The two major mammalian sialic acids are N-acetylneuraminic acid and N-glycolylneuraminic acid (Neu5Gc). The only known biosynthetic pathway generating Neu5Gc is the conversion of CMP-N-acetylneuraminic acid into CMP-Neu5Gc, which is catalyzed by the CMP-Neu5Ac hydroxylase enzyme. Given the irreversible nature of this reaction, there must be pathways for elimination or degradation of Neu5Gc, which would allow animal cells to adjust Neu5Gc levels to their needs. Although humans are incapable of synthesizing Neu5Gc due to an inactivated CMAH gene, exogenous Neu5Gc from dietary sources can be metabolically incorporated into tissues in the face of an anti-Neu5Gc antibody response. However, the metabolic turnover of Neu5Gc, which apparently prevents human cells from continued accumulation of this immunoreactive sialic acid, has not yet been elucidated. In this study, we show that pre-loaded Neu5Gc is eliminated from human cells over time, and we propose a conceivable Neu5Gc-degrading pathway based on the well studied metabolism of N-acetylhexosamines. We demonstrate that murine tissue cytosolic extracts harbor the enzymatic machinery to sequentially convert Neu5Gc into N-glycolylmannosamine, N-glycolylglucosamine, and N-glycolylglucosamine 6-phosphate, whereupon irreversible de-N-glycolylation of the latter results in the ubiquitous metabolites glycolate and glucosamine 6-phosphate. We substantiate this finding by demonstrating activity of recombinant human enzymes in vitro and by studying the fate of radiolabeled pathway intermediates in cultured human cells, suggesting that this pathway likely occurs in vivo. Finally, we demonstrate that the proposed degradative pathway is partially reversible, showing that N-glycolylmannosamine and N-glycolylglucosamine (but not glycolate) can serve as precursors for biosynthesis of endogenous Neu5Gc.

FIGURE 1.

CMAH-deficient human and mouse cells do not synthesize Neu5Gc de novo. A, murine Cmah^−/− fibroblasts were cultivated under Neu5Gc-free conditions using 5% human serum. Thereafter, the feeding media were supplemented with either 5 mm Neu5Gc (positive control; shaded dark gray) or human serum was substituted by 10% fetal calf serum (FCS; dotted gray line) to analyze if cells are capable of incorporating exogenous Neu5Gc from the medium supplement FCS. In parallel, cells were kept in 5% human serum without feeding (negative control; black line). After 3 days of feeding, cells were harvested and analyzed by flow cytometry using the polyclonal chicken anti-Neu5Gc antibody (anti-Neu5Gc IgY (25)) for sensitive detection of cell-surface glycosidically bound Neu5Gc.

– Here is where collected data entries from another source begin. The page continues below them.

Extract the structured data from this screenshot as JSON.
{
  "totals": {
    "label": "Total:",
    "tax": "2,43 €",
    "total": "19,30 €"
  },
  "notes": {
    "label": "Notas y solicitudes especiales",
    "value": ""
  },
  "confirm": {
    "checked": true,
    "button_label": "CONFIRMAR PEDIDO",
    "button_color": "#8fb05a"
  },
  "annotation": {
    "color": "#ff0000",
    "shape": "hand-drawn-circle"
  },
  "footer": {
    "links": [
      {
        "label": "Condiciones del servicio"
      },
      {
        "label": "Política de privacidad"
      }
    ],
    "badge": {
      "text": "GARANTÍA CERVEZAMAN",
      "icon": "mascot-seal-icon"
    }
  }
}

As an additional negative control, cells fed 5 mm Neu5Gc were also stained with control chicken IgY antibody (control IgY; shaded light gray) to verify the absence of Neu5Gc on Cmah^−/− fibroblasts. B, to investigate whether increased glycolic acid levels will result in de novo biosynthesis of Neu5Gc in Neu5Gc-deficient Cmah^−/− fibroblasts, cells were also fed with 10 mm glycolic acid in the media. Cells were treated and detected for Neu5Gc by flow cytometry in parallel to all controls as described above. Also, human THP-I cells (C), M-21 cells (D), and human B-cell lymphoma cells BJA-B K20 (E) were analyzed for their ability to express cell-surface Neu5Gc after feeding with 10 mm glycolic acid by flow cytometry as described above.

FIGURE 2.

Elimination of Neu5Gc in Neu5Gc-loaded cells over time. A, human THP-I cells were cultivated under Neu5Gc-free conditions using 5% human serum and confirmed to be devoid of detectable Neu5Gc. Thereafter, the feeding medium was supplemented with 5 mm Neu5Gc. After 3 days, the feeding media were removed, and cells were washed well, split equally into 10 aliquots, and grown under Neu5Gc-free conditions for up to 28 days. Additional media were added at day 7 and later as necessary. At different time points of the chase, all cells grown in one of the aliquots were harvested and pellets stored at −20 °C. DMB-HPLC analysis was performed once all time points were collected. For DMB-HPLC analysis, total cell lysates were prepared, and the Neu5Gc contents were determined after mild acid hydrolysis. The total Neu5Gc content of each cell pellet was calculated and is depicted as pmol of Neu5Gc over time. B, proposed pathway for the metabolic turnover of excess Neu5Gc in mammalian cells. Neu5Gc is known be a substrate for the pyruvate lyase, which results in the formation of ManNGc (a) (41, 42). Following epimerization from ManNGc toward GlcNGc, which is potentially catalyzed by the GlcNAc-2′-epimerase (b) (73, 74, 90), phosphorylation of GlcNGc in the 6 position might occur by action of the GlcNAc kinase (c) (75, 76) resulting in the formation of GlcNGc-6-P. Thereafter, the N-glycolyl group might be irreversibly removed from GlcNGc-6-P by the GlcNAc-6-P deacetylase (d) (76, 77), which would result in GlcNH₂-6-P, a precursor e.g. for glycolysis, and glycolate, a molecule able to enter the citric acid cycle via glyoxylate.

FIGURE 3.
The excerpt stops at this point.